STPs and digital roadmaps have helped build shared commitment
Dr Grimes is optimistic that his local STP – Sussex and East Surrey – will help accelerate the digital patient agenda and help scale initiatives. “Having an agreed underpinning digital roadmap means that the innovations that take place in one component of the STP can rapidly be moved to the others,” he says.
“And so the innovations that we develop in our area could rapidly be cascaded to other members of the STP. Likewise what they develop could be brought back the other way as well; accelerating the pace of the change. That’s one of the things that I see as the benefit of the single STP and the roadmap.”
It is a view shared by Simon Merritt, acting head of commercial operations at Ieso Digital Health. The company provides cognitive behaviour therapy via a secure online platform – those with a mental health issue can ‘meet’ a real therapist on the platform, communicating via secure messages. It’s a method which has already been embraced by 35 CCGs, and Mr Merritt hopes the creation of STPs will now make it easier to implement across larger geographic footprints.

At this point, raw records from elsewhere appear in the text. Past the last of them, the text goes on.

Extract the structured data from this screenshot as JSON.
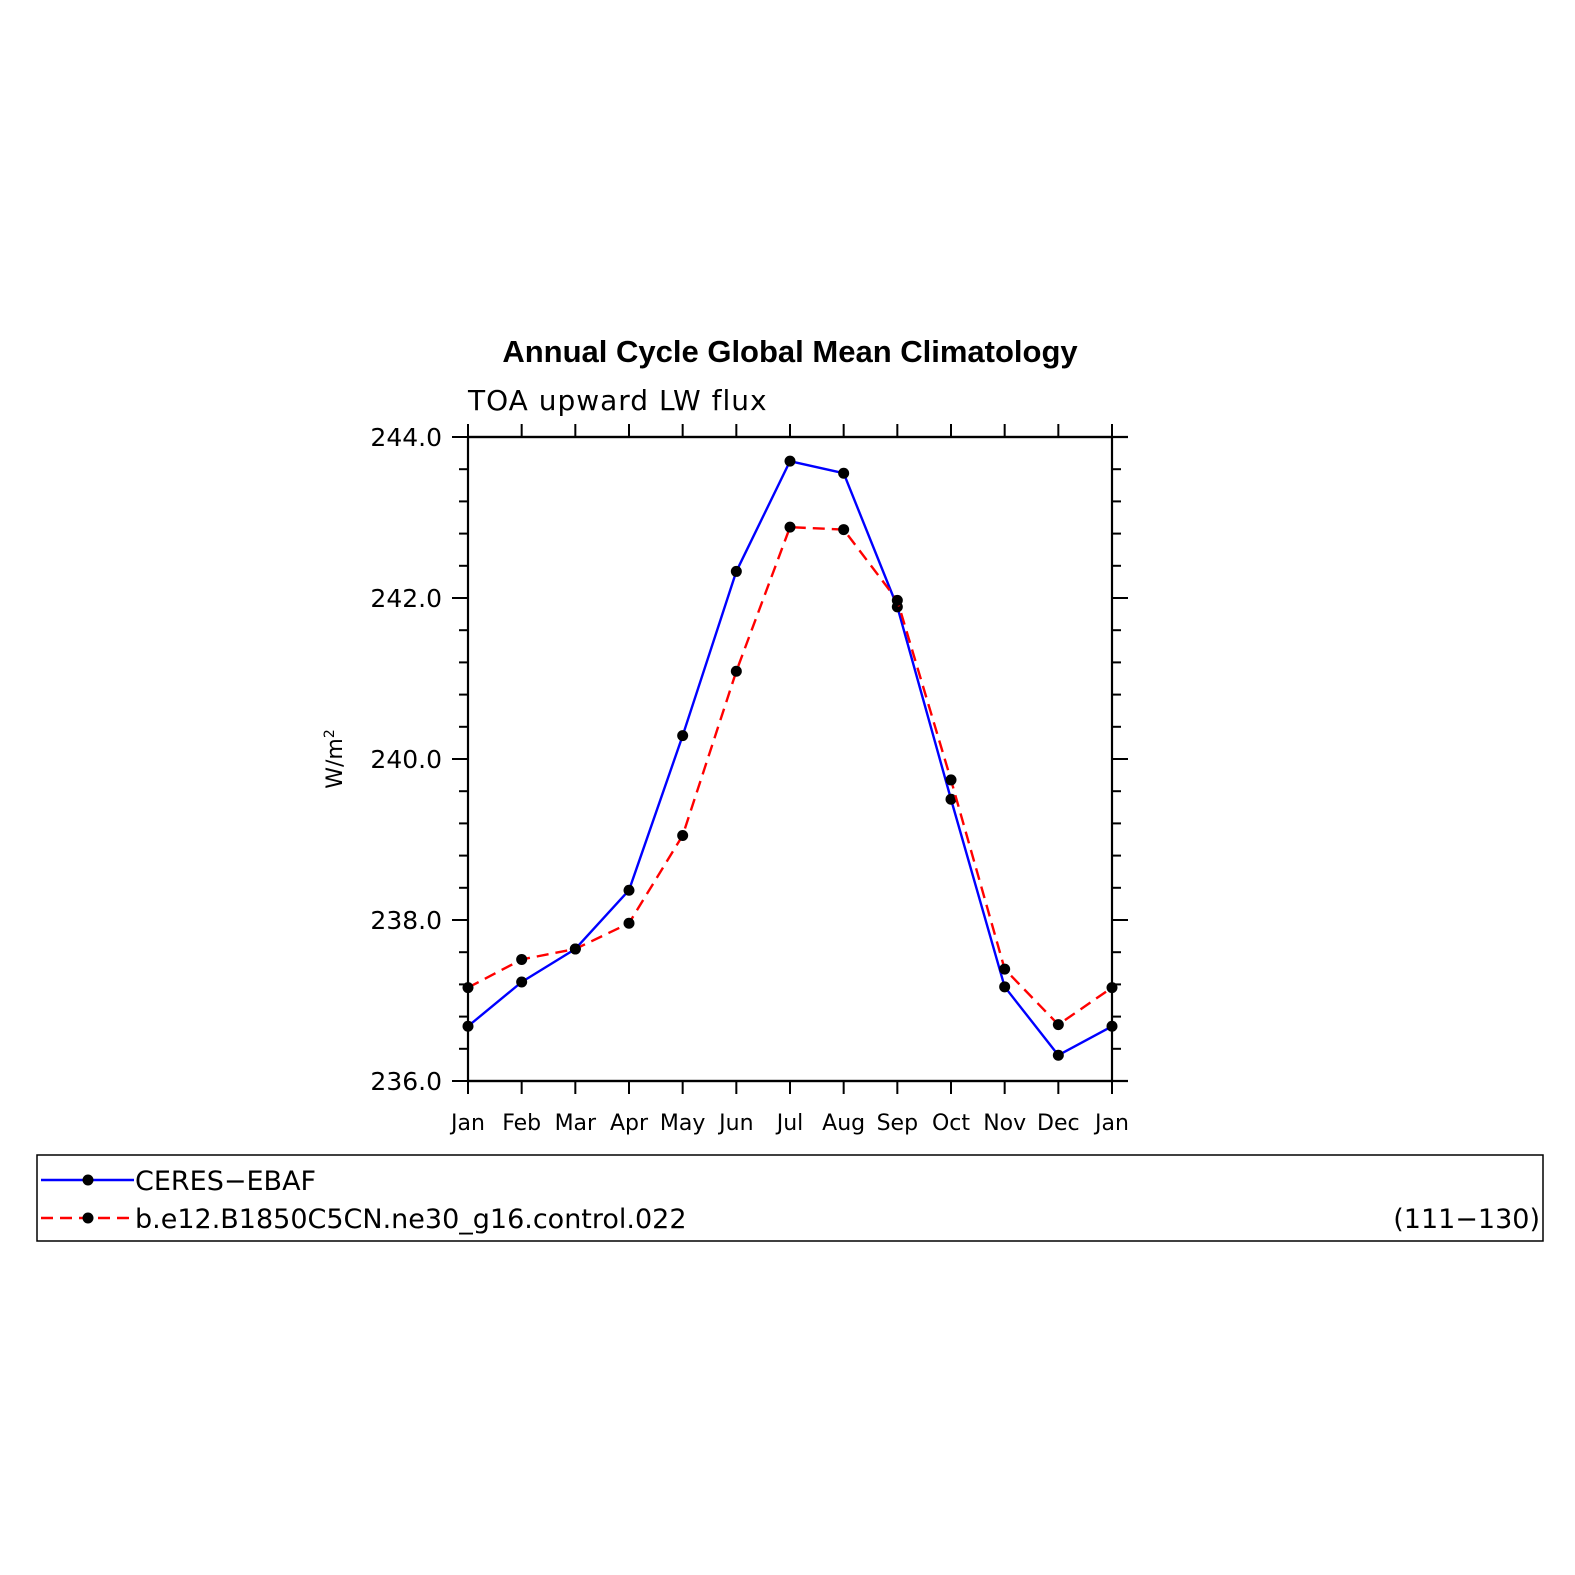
{
  "chart_data": {
    "type": "line",
    "title": "Annual Cycle Global Mean Climatology",
    "subtitle": "TOA upward LW flux",
    "ylabel": "W/m²",
    "ylabel_base": "W/m",
    "ylabel_sup": "2",
    "categories": [
      "Jan",
      "Feb",
      "Mar",
      "Apr",
      "May",
      "Jun",
      "Jul",
      "Aug",
      "Sep",
      "Oct",
      "Nov",
      "Dec",
      "Jan"
    ],
    "ylim": [
      236.0,
      244.0
    ],
    "yticks": [
      236.0,
      238.0,
      240.0,
      242.0,
      244.0
    ],
    "ytick_labels": [
      "236.0",
      "238.0",
      "240.0",
      "242.0",
      "244.0"
    ],
    "grid": false,
    "series": [
      {
        "name": "CERES−EBAF",
        "color": "#0000ff",
        "dash": "solid",
        "values": [
          236.68,
          237.23,
          237.64,
          238.37,
          240.29,
          242.33,
          243.7,
          243.55,
          241.89,
          239.5,
          237.17,
          236.32,
          236.68
        ]
      },
      {
        "name": "b.e12.B1850C5CN.ne30_g16.control.022",
        "color": "#ff0000",
        "dash": "dashed",
        "values": [
          237.16,
          237.51,
          237.64,
          237.96,
          239.05,
          241.09,
          242.88,
          242.85,
          241.97,
          239.74,
          237.39,
          236.7,
          237.16
        ]
      }
    ],
    "legend": {
      "placement": "bottom",
      "years_label": "(111−130)"
    }
  }
}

“I do feel like we’re approaching a tipping point really where our sort of service is no longer seen as part of the fringe, if you like,” he says. “We’re treating as many patients now as an average increasing access to psychological therapies service. We delivered 35,000 hours of therapy in 2016.”
Digital patient channel shift must become the norm
Thompson agrees that the digital patient agenda needs to become normalised, and that it must form a part of the NHS’s future. “With high street banks, footfall is less through the door since people can manage their finances themselves online,” he argues. “That’s what we want to do for the NHS.”